Statista is clearly only identified cases and just like the point that it over represents deaths, it also under represents children because they are less likely to get ill. Please stop falling into this trap, unless the people tested represent a genuine subset of society, rather than those who are ill and most likely to fall ill then they do not tell us anything other than the point that the older you are, the more likely you are to appear in the figures because you became ill
Your second opinion piece based on the same research using reported cases. Yes there are very few children falling ill and so they are spared becoming patients, but surmising based on this is not evidence. It is a call for more research, which does not appear in the article.
Do you have a link to the research that supports this assumption?
"That probably reflects something about biology more than lifestyle, such as being in frequent contact with other people."
Or the research that tests the theory that children have immunity to covid-19 due to prior viruses?
Until there is tests showing children previously exposed to the common cold provided immunity in Italy and Wuhan then I will remain skeptical.
Neither of these are in the article written by a reporter who has since changed her tune in the month since the article was written.
https://www.statnews.com/2020/03/18/cor ... nvincible/"In an alarming development, however, scientists in China are now reporting that the new coronavirus does not spare the very young. In the first retrospective study of Covid-19 among children in the country where the pandemic began, they count 2,143 cases in children. Of those, they report in the journal Pediatrics, more than 90% were mild or moderate, confirming earlier observations that children are at lower risk of severe disease. (That may be because the molecule that allows the virus to enter human cells seems to be less developed in children.)"

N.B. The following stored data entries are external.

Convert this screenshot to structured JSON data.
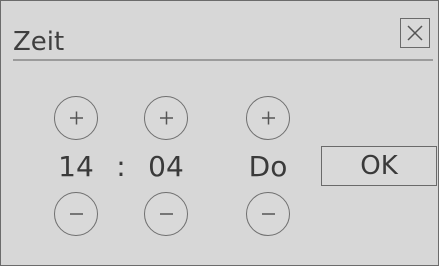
{
  "dialog": {
    "title": "Zeit",
    "ok_label": "OK"
  },
  "time": {
    "hour": "14",
    "separator": ":",
    "minute": "04",
    "day": "Do"
  },
  "icons": {
    "close": "close-icon",
    "plus": "plus-icon",
    "minus": "minus-icon"
  }
}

The third article is most worrying as it quotes Li who was providing analysis of the first 425 patients when the test was available
https://www.nejm.org/doi/full/10.1056/NEJMoa2001316He did not know at that time why children were not part of those 425 patients and his analysis was there could be two reasons for it.
Firstly these 425 are:
"our case definition specified severe enough illness to require medical attention,"

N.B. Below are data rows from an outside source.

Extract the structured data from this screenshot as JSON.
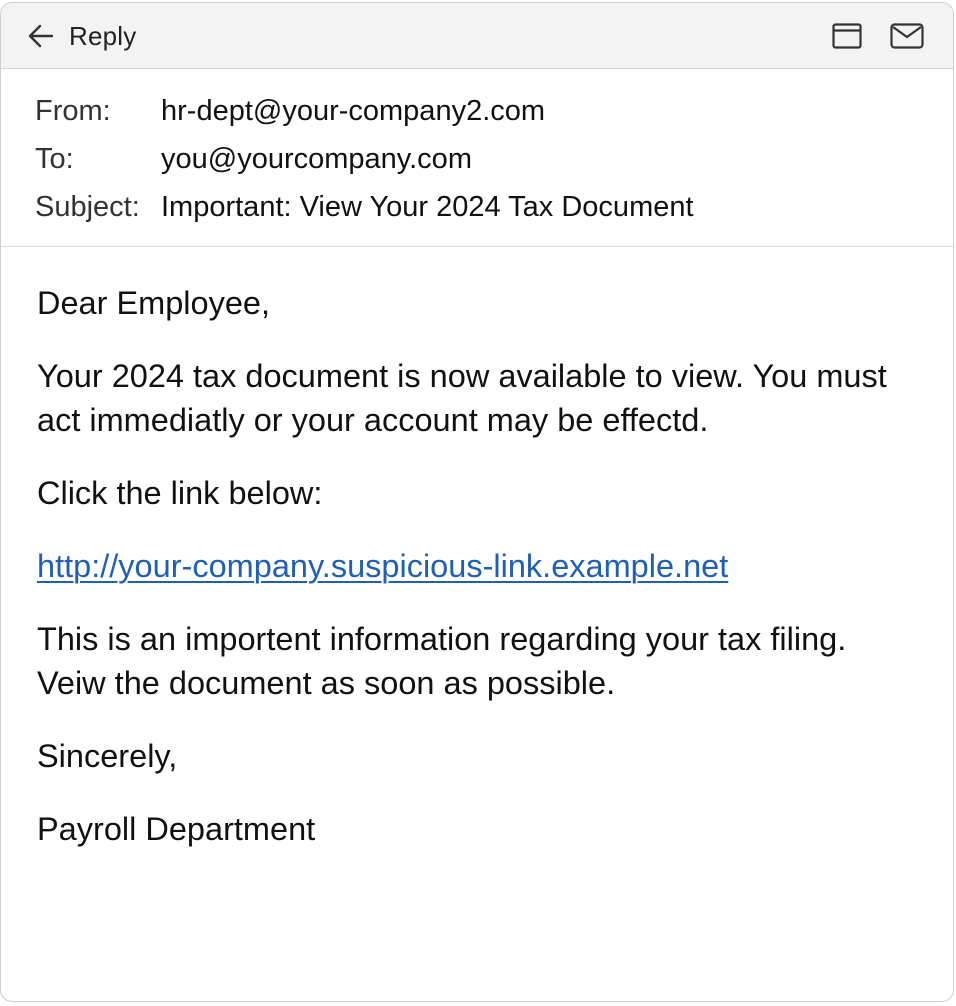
{
  "toolbar": {
    "reply_label": "Reply",
    "icons": [
      "arrow-left-icon",
      "window-icon",
      "mail-icon"
    ]
  },
  "header": {
    "from_label": "From:",
    "from_value": "hr-dept@your-company2.com",
    "to_label": "To:",
    "to_value": "you@yourcompany.com",
    "subject_label": "Subject:",
    "subject_value": "Important: View Your 2024 Tax Document"
  },
  "body": {
    "greeting": "Dear Employee,",
    "paragraph_1": "Your 2024 tax document is now available to view. You must act immediatly or your account may be effectd.",
    "cta": "Click the link below:",
    "link_text": "http://your-company.suspicious-link.example.net",
    "paragraph_2": "This is an importent information regarding your tax filing. Veiw the document as soon as possible.",
    "closing": "Sincerely,",
    "signature": "Payroll Department"
  },
  "colors": {
    "link": "#1f5fb5",
    "toolbar_bg": "#f3f3f3",
    "text": "#111111"
  }
}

As we now know children with the virus rarely show symptoms requiring medical attention.
And the two possible reasons given
"children might be less likely to become infected or, if infected, may show milder symptoms, and either of these situations would account for underrepresentation "
Which makes the use of Li's work in January to support this argument invalid as he is arguing neither for or against.
I'm sure you've spent plenty of time trawling the internet to support your belief, but so far you appear to be repeating the same mistake again and again. Confirmation bias is a dangerous thing.
So when fieldwork is showing no difference, both in a Chinese study of patients contacts and an Italian town where the whole population was tested, then I will believe these studies over statistical analysis of patients.